All non-resident landlords should register with Non Resident Landlord Scheme to ensure that the rent is paid without the deduction of tax. Irrespective of your residence status or indeed country of residence income from UK property remains liable to UK income tax.

Expenses that are incurred wholly and exclusively for the “business” of renting the property are usually allowed as a deduction against the rent receivable. Usually, loan interest is allowed where the loan has been taken to purchase the property or replace an existing debt but care is required as there is a greater restriction.

Tax Returns, Record Keeping and Penalties

Tax Returns must be submitted under the strict Self Assessment deadlines and usually online. It is a Penalty offence not to retain accurate records.

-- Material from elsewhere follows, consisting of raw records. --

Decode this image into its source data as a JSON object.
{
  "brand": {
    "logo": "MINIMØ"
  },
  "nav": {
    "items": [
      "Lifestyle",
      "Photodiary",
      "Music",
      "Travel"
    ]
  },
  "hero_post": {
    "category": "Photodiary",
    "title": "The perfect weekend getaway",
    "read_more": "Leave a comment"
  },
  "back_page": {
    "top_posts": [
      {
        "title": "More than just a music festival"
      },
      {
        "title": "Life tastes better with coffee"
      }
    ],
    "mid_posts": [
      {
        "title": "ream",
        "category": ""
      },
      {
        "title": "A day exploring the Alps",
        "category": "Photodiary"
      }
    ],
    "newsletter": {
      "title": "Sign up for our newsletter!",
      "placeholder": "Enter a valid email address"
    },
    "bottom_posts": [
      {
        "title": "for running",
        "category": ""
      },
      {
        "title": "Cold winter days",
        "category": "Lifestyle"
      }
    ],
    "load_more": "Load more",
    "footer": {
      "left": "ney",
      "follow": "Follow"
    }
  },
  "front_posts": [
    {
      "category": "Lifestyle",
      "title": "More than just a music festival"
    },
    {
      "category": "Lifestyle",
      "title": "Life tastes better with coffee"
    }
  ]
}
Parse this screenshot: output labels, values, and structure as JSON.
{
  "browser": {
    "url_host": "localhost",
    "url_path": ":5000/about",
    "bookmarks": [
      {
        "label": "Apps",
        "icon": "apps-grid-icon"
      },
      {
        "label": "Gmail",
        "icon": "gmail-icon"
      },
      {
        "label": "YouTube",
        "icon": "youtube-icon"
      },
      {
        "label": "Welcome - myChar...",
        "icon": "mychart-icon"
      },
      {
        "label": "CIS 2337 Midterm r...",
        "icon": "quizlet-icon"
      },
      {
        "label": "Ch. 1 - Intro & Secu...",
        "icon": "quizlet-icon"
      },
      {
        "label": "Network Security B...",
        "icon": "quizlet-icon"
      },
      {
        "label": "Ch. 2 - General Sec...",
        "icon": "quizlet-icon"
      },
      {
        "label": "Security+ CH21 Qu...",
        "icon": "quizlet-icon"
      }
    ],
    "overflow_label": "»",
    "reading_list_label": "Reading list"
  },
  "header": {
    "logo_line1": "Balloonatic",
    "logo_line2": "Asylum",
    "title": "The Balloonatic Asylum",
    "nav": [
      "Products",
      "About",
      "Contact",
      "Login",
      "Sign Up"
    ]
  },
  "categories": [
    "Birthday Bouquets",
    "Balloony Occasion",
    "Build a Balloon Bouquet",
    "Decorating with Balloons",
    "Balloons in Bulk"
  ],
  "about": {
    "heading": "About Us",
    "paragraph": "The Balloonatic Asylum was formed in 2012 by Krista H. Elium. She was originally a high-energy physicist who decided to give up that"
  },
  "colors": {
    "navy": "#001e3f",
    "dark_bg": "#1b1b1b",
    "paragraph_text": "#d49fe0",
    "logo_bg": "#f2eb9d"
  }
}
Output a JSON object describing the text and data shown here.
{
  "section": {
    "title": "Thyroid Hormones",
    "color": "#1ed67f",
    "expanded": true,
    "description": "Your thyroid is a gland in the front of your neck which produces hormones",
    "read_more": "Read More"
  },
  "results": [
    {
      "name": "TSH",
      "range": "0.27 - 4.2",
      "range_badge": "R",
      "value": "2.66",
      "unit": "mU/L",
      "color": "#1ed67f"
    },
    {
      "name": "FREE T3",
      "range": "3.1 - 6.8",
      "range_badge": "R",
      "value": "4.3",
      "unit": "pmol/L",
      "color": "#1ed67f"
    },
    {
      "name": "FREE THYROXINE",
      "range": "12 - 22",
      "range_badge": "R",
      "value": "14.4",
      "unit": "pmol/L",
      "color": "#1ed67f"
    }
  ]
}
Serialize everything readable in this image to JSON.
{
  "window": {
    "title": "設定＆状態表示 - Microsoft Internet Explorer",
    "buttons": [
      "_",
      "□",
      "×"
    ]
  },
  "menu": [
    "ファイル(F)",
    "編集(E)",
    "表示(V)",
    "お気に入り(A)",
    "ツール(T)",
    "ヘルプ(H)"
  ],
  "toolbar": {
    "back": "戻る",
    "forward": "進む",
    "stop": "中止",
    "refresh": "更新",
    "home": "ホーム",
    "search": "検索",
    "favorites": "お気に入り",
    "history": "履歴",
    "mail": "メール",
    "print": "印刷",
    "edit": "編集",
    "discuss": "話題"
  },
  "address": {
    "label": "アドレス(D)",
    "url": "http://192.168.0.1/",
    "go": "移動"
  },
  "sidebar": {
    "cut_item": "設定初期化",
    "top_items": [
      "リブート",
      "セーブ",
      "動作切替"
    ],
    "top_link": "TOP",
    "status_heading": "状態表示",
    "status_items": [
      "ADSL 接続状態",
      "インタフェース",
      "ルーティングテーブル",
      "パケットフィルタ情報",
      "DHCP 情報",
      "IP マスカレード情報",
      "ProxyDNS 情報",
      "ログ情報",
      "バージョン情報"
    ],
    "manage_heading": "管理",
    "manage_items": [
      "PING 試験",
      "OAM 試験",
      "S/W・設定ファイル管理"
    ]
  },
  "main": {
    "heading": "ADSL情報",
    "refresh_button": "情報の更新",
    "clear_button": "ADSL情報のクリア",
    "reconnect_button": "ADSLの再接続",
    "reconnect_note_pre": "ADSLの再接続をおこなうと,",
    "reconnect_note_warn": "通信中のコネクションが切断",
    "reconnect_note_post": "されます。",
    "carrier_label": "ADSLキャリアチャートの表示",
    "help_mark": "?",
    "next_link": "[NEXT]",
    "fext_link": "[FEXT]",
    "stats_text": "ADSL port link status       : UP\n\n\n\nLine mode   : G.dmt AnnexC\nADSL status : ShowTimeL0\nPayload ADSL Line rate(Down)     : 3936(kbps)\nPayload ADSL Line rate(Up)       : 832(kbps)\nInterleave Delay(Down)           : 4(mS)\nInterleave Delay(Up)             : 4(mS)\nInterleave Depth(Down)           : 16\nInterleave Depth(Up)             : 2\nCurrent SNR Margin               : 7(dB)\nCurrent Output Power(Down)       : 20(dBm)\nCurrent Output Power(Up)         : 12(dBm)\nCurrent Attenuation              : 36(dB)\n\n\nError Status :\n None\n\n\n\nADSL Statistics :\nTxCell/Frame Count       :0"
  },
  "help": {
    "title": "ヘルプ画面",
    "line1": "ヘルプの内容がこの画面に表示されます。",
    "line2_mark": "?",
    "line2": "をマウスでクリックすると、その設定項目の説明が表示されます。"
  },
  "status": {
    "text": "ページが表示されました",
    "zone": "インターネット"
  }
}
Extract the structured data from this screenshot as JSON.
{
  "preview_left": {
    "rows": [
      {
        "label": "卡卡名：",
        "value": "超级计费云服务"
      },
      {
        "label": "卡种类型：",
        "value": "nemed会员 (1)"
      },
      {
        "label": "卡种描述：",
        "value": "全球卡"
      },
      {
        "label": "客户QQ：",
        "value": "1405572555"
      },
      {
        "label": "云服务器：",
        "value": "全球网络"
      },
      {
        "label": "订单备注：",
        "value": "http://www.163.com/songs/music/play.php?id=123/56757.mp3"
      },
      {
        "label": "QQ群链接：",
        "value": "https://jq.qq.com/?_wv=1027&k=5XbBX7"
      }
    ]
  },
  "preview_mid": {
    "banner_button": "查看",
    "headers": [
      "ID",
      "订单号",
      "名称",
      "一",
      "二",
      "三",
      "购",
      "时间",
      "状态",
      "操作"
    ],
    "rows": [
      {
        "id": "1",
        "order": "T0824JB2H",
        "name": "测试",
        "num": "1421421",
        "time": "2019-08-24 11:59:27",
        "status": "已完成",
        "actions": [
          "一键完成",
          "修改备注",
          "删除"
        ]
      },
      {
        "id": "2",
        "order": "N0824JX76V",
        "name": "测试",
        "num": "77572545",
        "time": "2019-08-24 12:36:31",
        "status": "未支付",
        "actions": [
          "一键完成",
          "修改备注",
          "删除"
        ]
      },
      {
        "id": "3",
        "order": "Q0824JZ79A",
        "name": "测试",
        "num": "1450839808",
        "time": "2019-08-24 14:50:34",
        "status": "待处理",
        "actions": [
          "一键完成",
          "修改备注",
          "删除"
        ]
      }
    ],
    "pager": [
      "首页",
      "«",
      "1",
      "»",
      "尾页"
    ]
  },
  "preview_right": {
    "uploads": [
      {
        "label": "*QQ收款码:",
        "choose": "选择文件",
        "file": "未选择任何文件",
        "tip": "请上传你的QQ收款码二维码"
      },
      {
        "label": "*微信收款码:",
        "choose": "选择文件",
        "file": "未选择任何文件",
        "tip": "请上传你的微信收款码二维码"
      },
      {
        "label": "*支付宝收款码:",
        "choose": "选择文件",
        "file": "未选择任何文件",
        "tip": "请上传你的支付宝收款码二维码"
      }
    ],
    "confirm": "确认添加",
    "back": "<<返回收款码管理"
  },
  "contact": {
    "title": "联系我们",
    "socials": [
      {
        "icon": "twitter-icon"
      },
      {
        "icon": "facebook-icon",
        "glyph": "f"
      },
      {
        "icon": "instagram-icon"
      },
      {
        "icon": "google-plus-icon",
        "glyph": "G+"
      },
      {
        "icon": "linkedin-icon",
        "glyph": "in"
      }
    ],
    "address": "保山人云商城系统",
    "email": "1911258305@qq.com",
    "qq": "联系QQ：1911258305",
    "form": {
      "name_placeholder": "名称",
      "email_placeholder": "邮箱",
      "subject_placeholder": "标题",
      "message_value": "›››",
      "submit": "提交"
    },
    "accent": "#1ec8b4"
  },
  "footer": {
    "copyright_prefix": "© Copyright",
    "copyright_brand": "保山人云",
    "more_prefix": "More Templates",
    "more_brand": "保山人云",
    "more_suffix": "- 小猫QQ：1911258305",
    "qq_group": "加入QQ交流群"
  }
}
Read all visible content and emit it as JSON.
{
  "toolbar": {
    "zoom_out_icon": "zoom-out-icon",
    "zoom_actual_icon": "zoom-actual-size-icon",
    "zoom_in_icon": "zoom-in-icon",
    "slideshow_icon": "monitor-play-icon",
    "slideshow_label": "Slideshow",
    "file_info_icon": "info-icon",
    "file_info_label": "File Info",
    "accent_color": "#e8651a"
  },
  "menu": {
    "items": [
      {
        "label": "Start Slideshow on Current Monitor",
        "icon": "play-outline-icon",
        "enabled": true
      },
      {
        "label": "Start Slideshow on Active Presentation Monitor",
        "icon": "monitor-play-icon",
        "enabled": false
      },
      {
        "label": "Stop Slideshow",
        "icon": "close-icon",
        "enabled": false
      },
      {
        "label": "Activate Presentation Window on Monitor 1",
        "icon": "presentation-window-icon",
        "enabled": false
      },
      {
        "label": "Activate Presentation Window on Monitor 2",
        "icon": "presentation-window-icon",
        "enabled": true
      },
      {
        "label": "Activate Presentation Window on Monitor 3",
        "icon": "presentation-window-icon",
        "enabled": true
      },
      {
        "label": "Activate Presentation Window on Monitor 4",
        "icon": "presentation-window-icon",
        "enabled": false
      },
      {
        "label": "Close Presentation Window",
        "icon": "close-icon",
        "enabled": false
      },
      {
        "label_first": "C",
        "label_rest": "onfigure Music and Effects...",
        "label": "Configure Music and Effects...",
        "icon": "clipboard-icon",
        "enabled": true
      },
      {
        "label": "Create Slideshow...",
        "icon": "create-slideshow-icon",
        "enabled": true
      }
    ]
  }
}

If you fail to notify a liability, submit a timely Return or pay your tax on time automatic penalties, surcharges and interest will accrue. The current penalty regime means that penalties of up to 200% of any over due tax can be charged. In addition to the automatic £100 penalty, a tax return that is 6 months late could lead to penalties of £1,300.

Ownership Structures and Tax Free Personal Allowances

By far the simplest way to own a property is to purchase it in your own name. However, trusts and non UK resident companies can have significant Income and Inheritance Tax advantages. 

Against this the government have introduced additional taxes for properties that are owned by non natural persons and/or valued in excess of £2million. They have also proposed the extension of capital gains tax to properties owned by non natural persons (broadly but not exclusively non resident companies and trusts) even if the ultimate owners are not resident in the UK.

Professional advice should therefore be sought about how to structure the ownership of UK property.

Capital Gains Tax

From 6 April 2015 non residents are within CGT on the disposal of most residential property. It is possible to use the 5th April 2015 value (known as re-basing) as the cost in the tax computation, the actual cost of purchase or time apportionment. The one that is used depends on which is most advantageous but an election has to be submitted if you use one of the latter two.

All property disposals caught by the legislation must be reported within 30 days of exchange to avoid an automatic penalty. If you are in Self Assessment (SA) the disposal has to be reported again on your annual tax return. One advantage of being within SA is that any tax due is not payable until 31 January following the end of the tax year.

Principal private residence is another way of  reducing tax Nevertheless there are a number of planning opportunities to safeguard your investment and capital gain.